Día

9

Hoy se cumplen nueve días desde que la cámara de apelaciones de Bahía Blanca -por unanimidad- hiciera lugar a la apelación interpuesta por el doctor Gerardo Ibáñez y la doctora Carmen María Ibáñez, concediéndome el arresto domiciliario en contraposición a la negativa de la juez subrogante, en ese entonces, doctora Mirta Susana Filipuzzi y el secretario Leandro Massari.

 

Cinco meses de espera

Esta moción de prisión domiciliaria la había presentado por derecho propio en el mes de noviembre del año 2015. O sea, hace más de cinco meses cuando el juzgado estaba a cargo del magistrado subrogante y militante Alejo Ramos Padilla. En aquel momento, yo no tenía abogado defensor alguno. A este funcionario lo sucedió la doctora María Gabriela Marrón, quien se abstuvo de negar o conceder el pedido y pidió licencia por un año y medio.

 

Octavo Juez subrogante

Entre lentos trámites burocráticos, el octavo juez subrogante (Doctor Héctor Plou) postergó la remisión de una simple orden de traslado dirigido al Servicio Penitenciario. Realmente, día que pasa, día que me sorprendo y alarmo más ante esta actuación de “la justicia”.

 

La destrucción

Mi vida y la de mi esposa avanza en sus manos y en las de todos los jueces que le precedieron, hacia la destrucción. Sus fiscales subrogantes me “engarronaron”. No escuchan mis denuncias de delito de acción pública que comete la “justicia”. No respetan plazo legal alguno. No responden a mis solicitudes legales. Se subrogan estando a disposición de jueces de tránsito por quince, treinta o sesenta días no sabiendo -en consecuencia- nada de la causa. Me sometieron a tortura mediante agotamiento físico o el escarnio público, paseándome por todo el aeropuerto metropolitano, esposado, fuera de recorrido.

 

Cucaracha, sarna, gripe, bronquitis

Finalmente, la doctora Filipuzzi y el secretario Massari -por mi bien- me sacaron de un área de mediana seguridad y me trasladaron a una de máxima, lugar donde me requisaron todos mis elementos de esparcimiento, incluyendo un abrigo y un simple reloj. Si bien mis representantes legales me propusieron volver a la Unidad 31, no lo consideré necesario ya que pensaba que a la brevedad me iría a mi casa. De esta manera, permanezco casi todo el día encerrado en la celda 206, invadido por las cucarachas y tratando que otros prisioneros no me contagien sarna, gripe o las bronquitis que los afecta, mientras funcionarios judiciales, mañana domingo, ¿concurrirán a misa?

 

Pedir la baja

Sinceramente, al ver todo esto, de estar en actividad, pediría la baja ya que no podría ser auxiliar de una “justicia” de este tipo.

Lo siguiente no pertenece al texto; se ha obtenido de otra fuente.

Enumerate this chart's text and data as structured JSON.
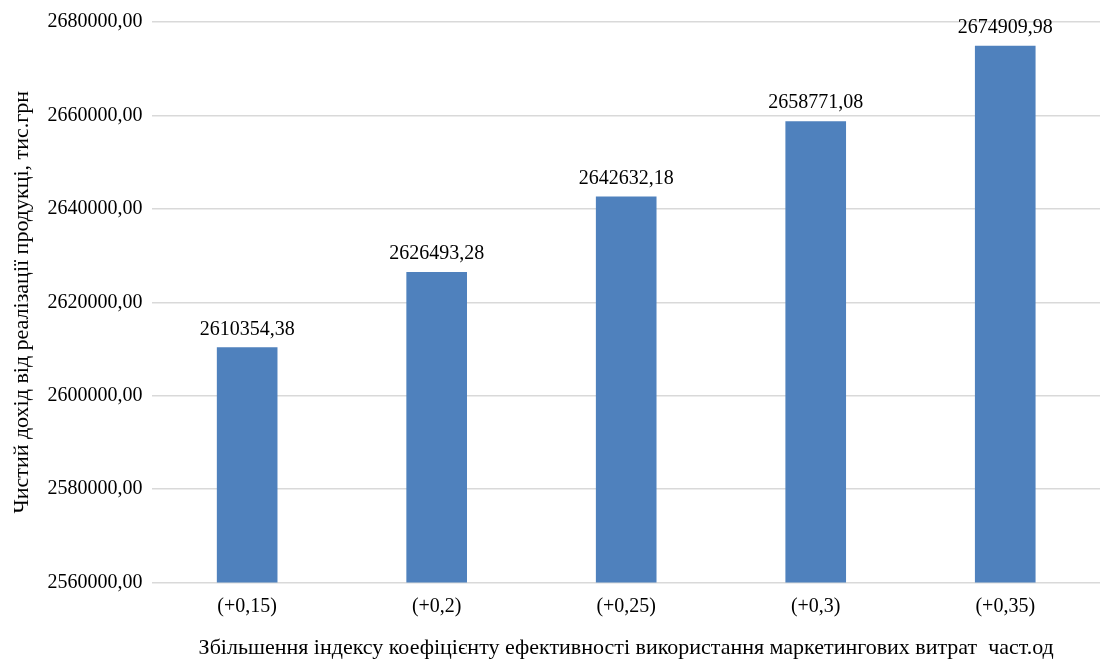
{
  "chart_data": {
    "type": "bar",
    "xlabel": "Збільшення індексу коефіцієнту ефективності використання маркетингових витрат  част.од",
    "ylabel": "Чистий дохід від реалізації продукці, тис.грн",
    "categories": [
      "(+0,15)",
      "(+0,2)",
      "(+0,25)",
      "(+0,3)",
      "(+0,35)"
    ],
    "values": [
      2610354.38,
      2626493.28,
      2642632.18,
      2658771.08,
      2674909.98
    ],
    "value_labels": [
      "2610354,38",
      "2626493,28",
      "2642632,18",
      "2658771,08",
      "2674909,98"
    ],
    "color": "#4f81bd",
    "ylim": [
      2560000,
      2680000
    ],
    "yticks": [
      {
        "value": 2560000,
        "label": "2560000,00"
      },
      {
        "value": 2580000,
        "label": "2580000,00"
      },
      {
        "value": 2600000,
        "label": "2600000,00"
      },
      {
        "value": 2620000,
        "label": "2620000,00"
      },
      {
        "value": 2640000,
        "label": "2640000,00"
      },
      {
        "value": 2660000,
        "label": "2660000,00"
      },
      {
        "value": 2680000,
        "label": "2680000,00"
      }
    ],
    "grid": "y",
    "legend": false
  }
}
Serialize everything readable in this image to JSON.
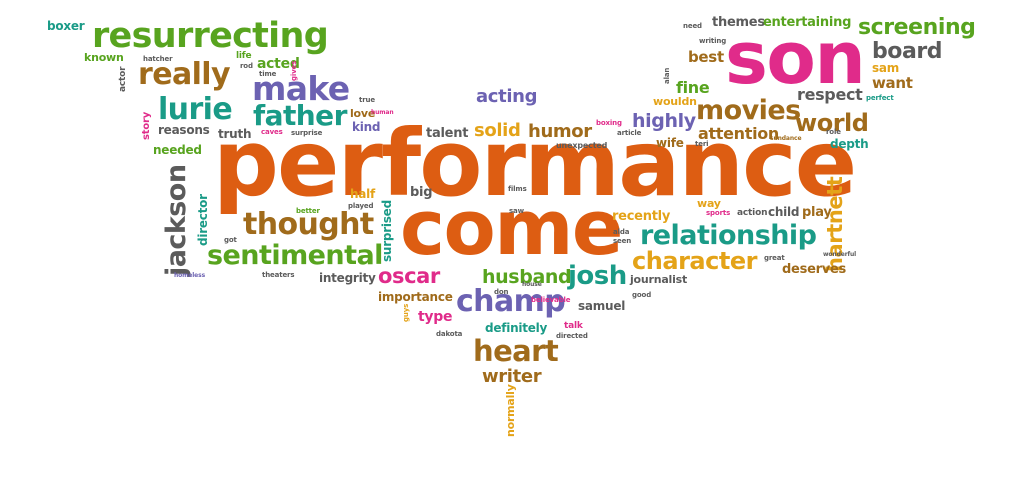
{
  "colors": {
    "orange": "#dd5d12",
    "green": "#58a41f",
    "purple": "#6c62b2",
    "brown": "#a06b1b",
    "pink": "#e02b8a",
    "teal": "#1a9b87",
    "gray": "#5b5b5b",
    "gold": "#e4a318"
  },
  "words": [
    {
      "text": "performance",
      "color": "orange"
    },
    {
      "text": "come",
      "color": "orange"
    },
    {
      "text": "son",
      "color": "pink"
    },
    {
      "text": "resurrecting",
      "color": "green"
    },
    {
      "text": "really",
      "color": "brown"
    },
    {
      "text": "make",
      "color": "purple"
    },
    {
      "text": "father",
      "color": "teal"
    },
    {
      "text": "lurie",
      "color": "teal"
    },
    {
      "text": "thought",
      "color": "brown"
    },
    {
      "text": "sentimental",
      "color": "green"
    },
    {
      "text": "jackson",
      "color": "gray"
    },
    {
      "text": "relationship",
      "color": "teal"
    },
    {
      "text": "character",
      "color": "gold"
    },
    {
      "text": "champ",
      "color": "purple"
    },
    {
      "text": "heart",
      "color": "brown"
    },
    {
      "text": "movies",
      "color": "brown"
    },
    {
      "text": "world",
      "color": "brown"
    },
    {
      "text": "screening",
      "color": "green"
    },
    {
      "text": "board",
      "color": "gray"
    },
    {
      "text": "josh",
      "color": "teal"
    },
    {
      "text": "husband",
      "color": "green"
    },
    {
      "text": "oscar",
      "color": "pink"
    },
    {
      "text": "hartnett",
      "color": "gold"
    },
    {
      "text": "writer",
      "color": "brown"
    },
    {
      "text": "acting",
      "color": "purple"
    },
    {
      "text": "highly",
      "color": "purple"
    },
    {
      "text": "solid",
      "color": "gold"
    },
    {
      "text": "humor",
      "color": "brown"
    },
    {
      "text": "attention",
      "color": "brown"
    },
    {
      "text": "respect",
      "color": "gray"
    },
    {
      "text": "best",
      "color": "brown"
    },
    {
      "text": "fine",
      "color": "green"
    },
    {
      "text": "want",
      "color": "brown"
    },
    {
      "text": "sam",
      "color": "gold"
    },
    {
      "text": "themes",
      "color": "gray"
    },
    {
      "text": "entertaining",
      "color": "green"
    },
    {
      "text": "boxer",
      "color": "teal"
    },
    {
      "text": "acted",
      "color": "green"
    },
    {
      "text": "known",
      "color": "green"
    },
    {
      "text": "reasons",
      "color": "gray"
    },
    {
      "text": "truth",
      "color": "gray"
    },
    {
      "text": "love",
      "color": "brown"
    },
    {
      "text": "kind",
      "color": "purple"
    },
    {
      "text": "talent",
      "color": "gray"
    },
    {
      "text": "needed",
      "color": "green"
    },
    {
      "text": "director",
      "color": "teal"
    },
    {
      "text": "half",
      "color": "gold"
    },
    {
      "text": "big",
      "color": "gray"
    },
    {
      "text": "integrity",
      "color": "gray"
    },
    {
      "text": "importance",
      "color": "brown"
    },
    {
      "text": "type",
      "color": "pink"
    },
    {
      "text": "definitely",
      "color": "teal"
    },
    {
      "text": "samuel",
      "color": "gray"
    },
    {
      "text": "journalist",
      "color": "gray"
    },
    {
      "text": "deserves",
      "color": "brown"
    },
    {
      "text": "play",
      "color": "brown"
    },
    {
      "text": "child",
      "color": "gray"
    },
    {
      "text": "action",
      "color": "gray"
    },
    {
      "text": "recently",
      "color": "gold"
    },
    {
      "text": "way",
      "color": "gold"
    },
    {
      "text": "wife",
      "color": "brown"
    },
    {
      "text": "depth",
      "color": "teal"
    },
    {
      "text": "wouldn",
      "color": "gold"
    },
    {
      "text": "surprised",
      "color": "teal"
    },
    {
      "text": "normally",
      "color": "gold"
    },
    {
      "text": "unexpected",
      "color": "gray"
    },
    {
      "text": "story",
      "color": "pink"
    },
    {
      "text": "actor",
      "color": "gray"
    },
    {
      "text": "life",
      "color": "green"
    },
    {
      "text": "rod",
      "color": "gray"
    },
    {
      "text": "hatcher",
      "color": "gray"
    },
    {
      "text": "time",
      "color": "gray"
    },
    {
      "text": "gives",
      "color": "pink"
    },
    {
      "text": "human",
      "color": "pink"
    },
    {
      "text": "true",
      "color": "gray"
    },
    {
      "text": "caves",
      "color": "pink"
    },
    {
      "text": "surprise",
      "color": "gray"
    },
    {
      "text": "boxing",
      "color": "pink"
    },
    {
      "text": "article",
      "color": "gray"
    },
    {
      "text": "teri",
      "color": "gray"
    },
    {
      "text": "sundance",
      "color": "brown"
    },
    {
      "text": "perfect",
      "color": "teal"
    },
    {
      "text": "role",
      "color": "gray"
    },
    {
      "text": "writing",
      "color": "gray"
    },
    {
      "text": "need",
      "color": "gray"
    },
    {
      "text": "alan",
      "color": "gray"
    },
    {
      "text": "better",
      "color": "green"
    },
    {
      "text": "played",
      "color": "gray"
    },
    {
      "text": "got",
      "color": "gray"
    },
    {
      "text": "homeless",
      "color": "purple"
    },
    {
      "text": "theaters",
      "color": "gray"
    },
    {
      "text": "saw",
      "color": "gray"
    },
    {
      "text": "films",
      "color": "gray"
    },
    {
      "text": "alda",
      "color": "gray"
    },
    {
      "text": "seen",
      "color": "gray"
    },
    {
      "text": "sports",
      "color": "pink"
    },
    {
      "text": "great",
      "color": "gray"
    },
    {
      "text": "wonderful",
      "color": "gray"
    },
    {
      "text": "house",
      "color": "gray"
    },
    {
      "text": "don",
      "color": "gray"
    },
    {
      "text": "believable",
      "color": "pink"
    },
    {
      "text": "good",
      "color": "gray"
    },
    {
      "text": "talk",
      "color": "pink"
    },
    {
      "text": "directed",
      "color": "gray"
    },
    {
      "text": "dakota",
      "color": "gray"
    },
    {
      "text": "guys",
      "color": "gold"
    }
  ]
}
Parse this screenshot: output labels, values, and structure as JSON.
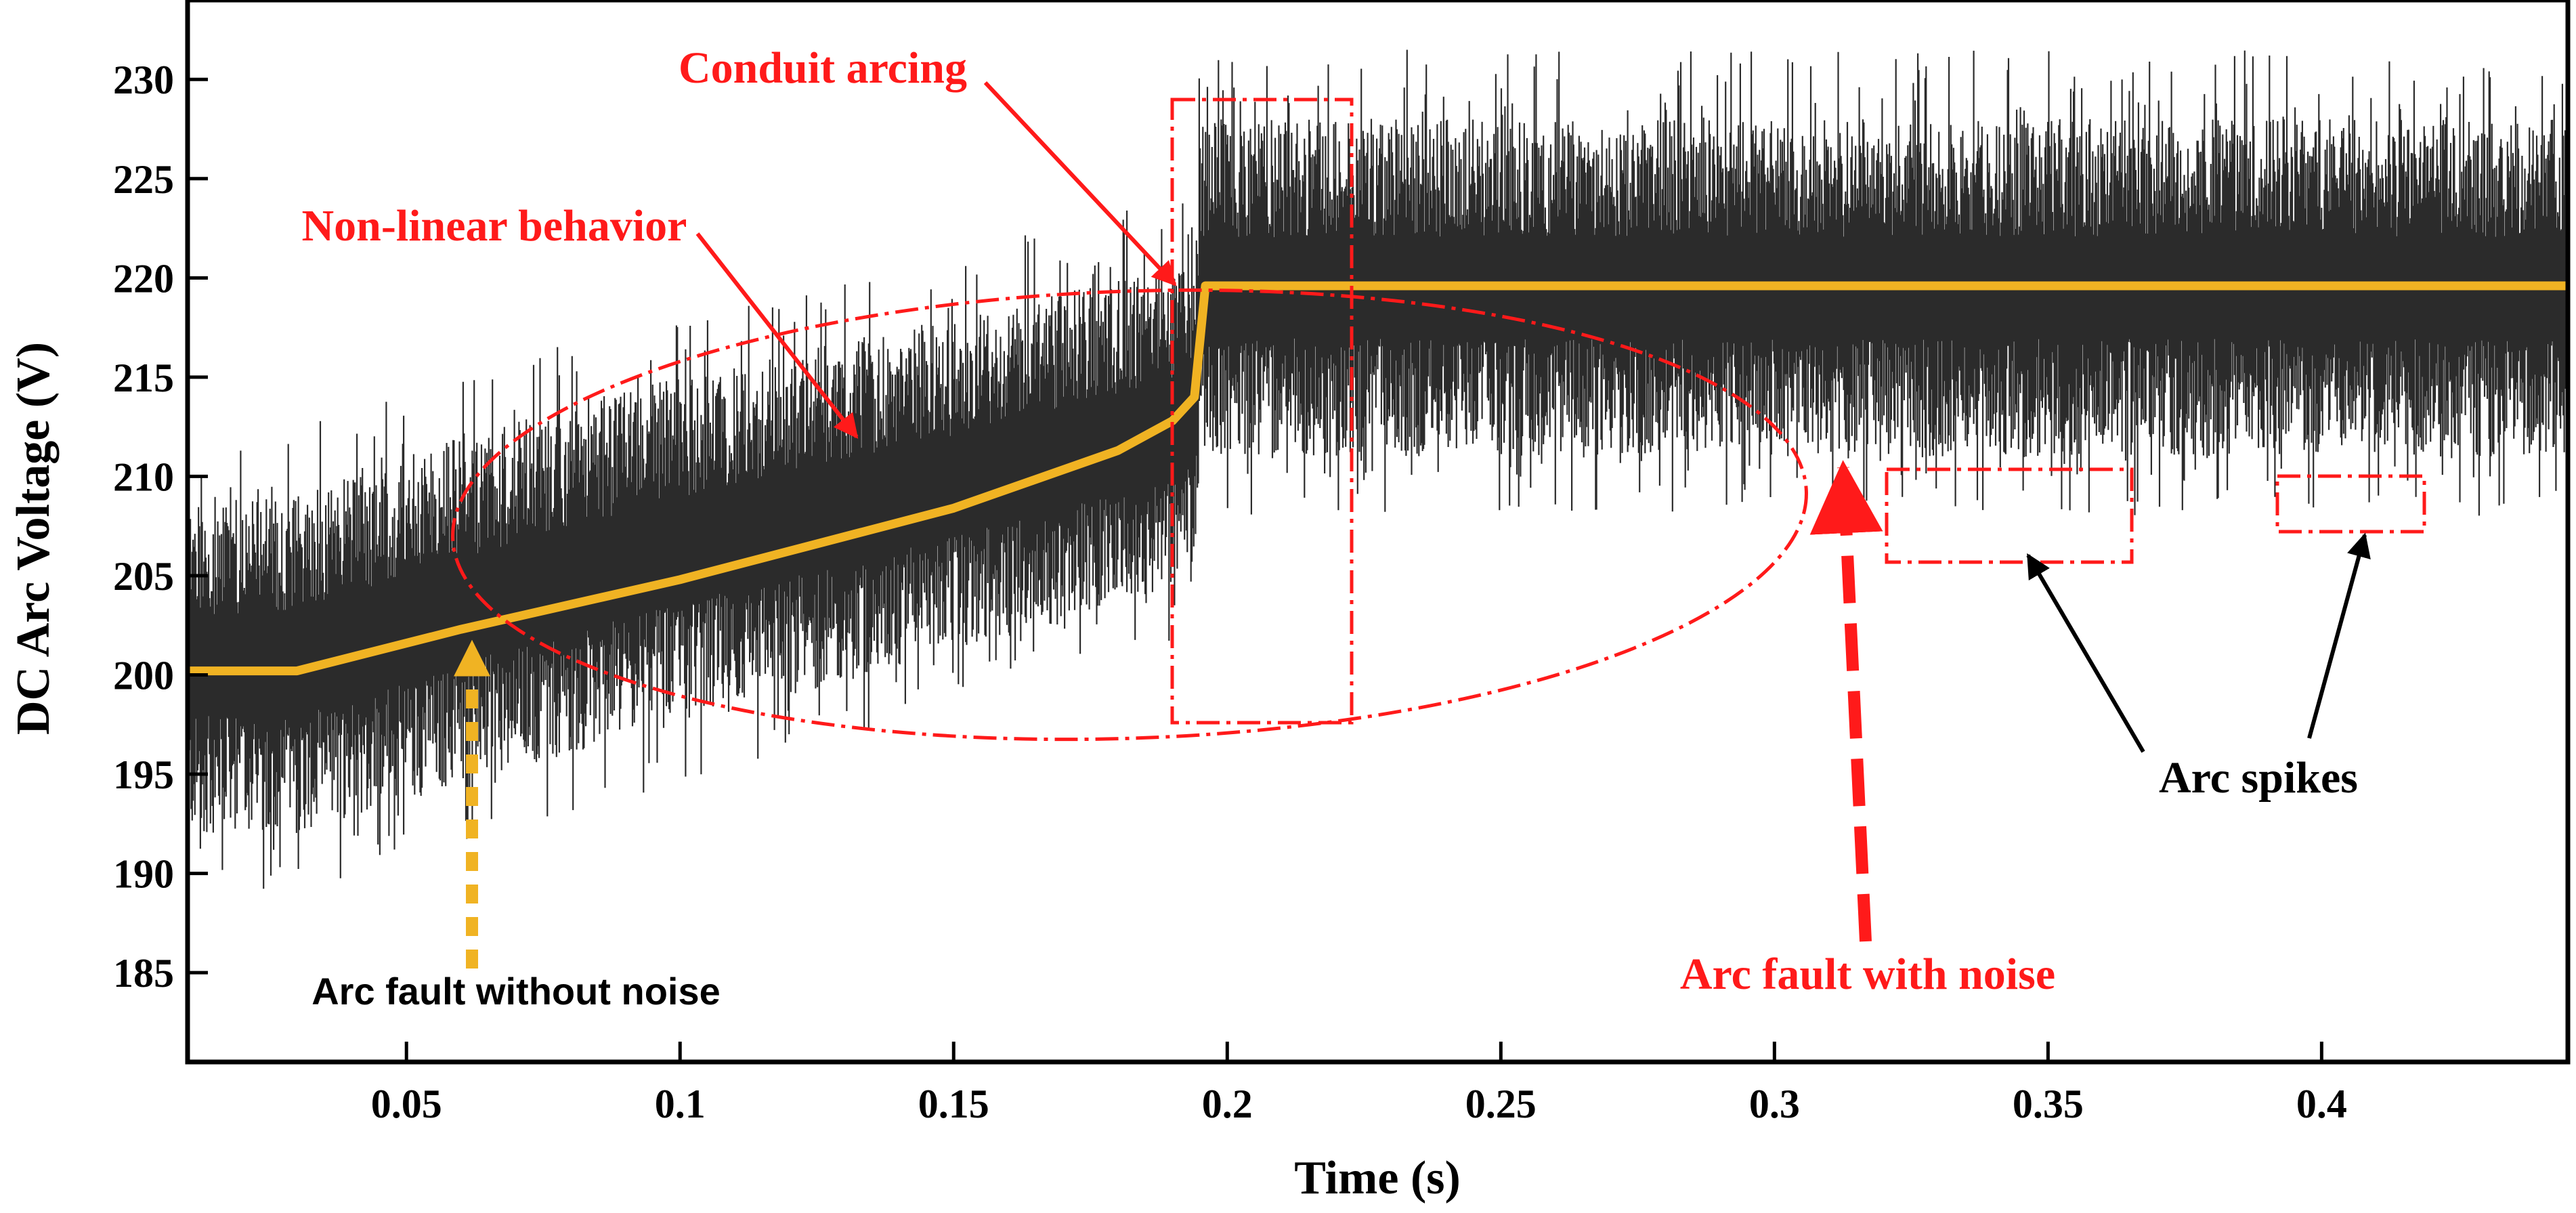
{
  "chart_data": {
    "type": "line",
    "title": "",
    "xlabel": "Time (s)",
    "ylabel": "DC Arc Voltage (V)",
    "xlim": [
      0.01,
      0.445
    ],
    "ylim": [
      180.5,
      234
    ],
    "xticks": [
      0.05,
      0.1,
      0.15,
      0.2,
      0.25,
      0.3,
      0.35,
      0.4
    ],
    "xtick_labels": [
      "0.05",
      "0.1",
      "0.15",
      "0.2",
      "0.25",
      "0.3",
      "0.35",
      "0.4"
    ],
    "yticks": [
      185,
      190,
      195,
      200,
      205,
      210,
      215,
      220,
      225,
      230
    ],
    "ytick_labels": [
      "185",
      "190",
      "195",
      "200",
      "205",
      "210",
      "215",
      "220",
      "225",
      "230"
    ],
    "grid": false,
    "legend": "none",
    "series": [
      {
        "role": "noisy-signal",
        "color": "#2b2b2b",
        "envelope_x": [
          0.01,
          0.03,
          0.06,
          0.1,
          0.15,
          0.19,
          0.194,
          0.195,
          0.2,
          0.445
        ],
        "envelope_upper": [
          209,
          209,
          212,
          215,
          218,
          220.5,
          221,
          228,
          228,
          228
        ],
        "envelope_lower": [
          192,
          192,
          194.5,
          197.5,
          201,
          204.5,
          205,
          211,
          211,
          211
        ],
        "spike_max": [
          232,
          234
        ],
        "spike_min": [
          187,
          205.5
        ]
      },
      {
        "role": "clean-signal",
        "color": "#f0b323",
        "x": [
          0.01,
          0.03,
          0.06,
          0.1,
          0.15,
          0.18,
          0.19,
          0.194,
          0.196,
          0.2,
          0.3,
          0.4,
          0.445
        ],
        "y": [
          200.2,
          200.2,
          202.3,
          204.8,
          208.4,
          211.3,
          212.8,
          214,
          219.6,
          219.6,
          219.6,
          219.6,
          219.6
        ]
      }
    ],
    "annotations": {
      "conduit_arcing": {
        "text": "Conduit arcing",
        "color": "#ff1a1a"
      },
      "non_linear": {
        "text": "Non-linear behavior",
        "color": "#ff1a1a"
      },
      "arc_spikes": {
        "text": "Arc spikes",
        "color": "#000000"
      },
      "fault_with_noise": {
        "text": "Arc fault with noise",
        "color": "#ff1a1a"
      },
      "fault_without_noise": {
        "text": "Arc fault without noise",
        "color": "#000000"
      }
    },
    "colors": {
      "highlight": "#ff1a1a",
      "clean_arrow": "#f0b323",
      "axes": "#000000"
    }
  }
}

Una vez más, pido perdón a mi familia. En especial, a mi esposa que día a día va enfermando.

Hay momentos en que creo percibir un cambio y me invade la esperanza. En otros instantes, me gana la convicción que mientras esto siga así, va a ser muy difícil obtener justicia de verdad, para poder marcharnos legalmente del país, para olvidar tanta ilegalidad y abuso no merecido.

 

No nos callarán

Lo qué si se es que no nos van a callar, que siempre actuaremos dentro de la Ley y que nuestro comportamiento será limpio y transparente.

Yo quiero seguir mirando de frente, de pie, jamás de rodillas. Este será mi legado a Fabian, Florencia y quienes les sucedan.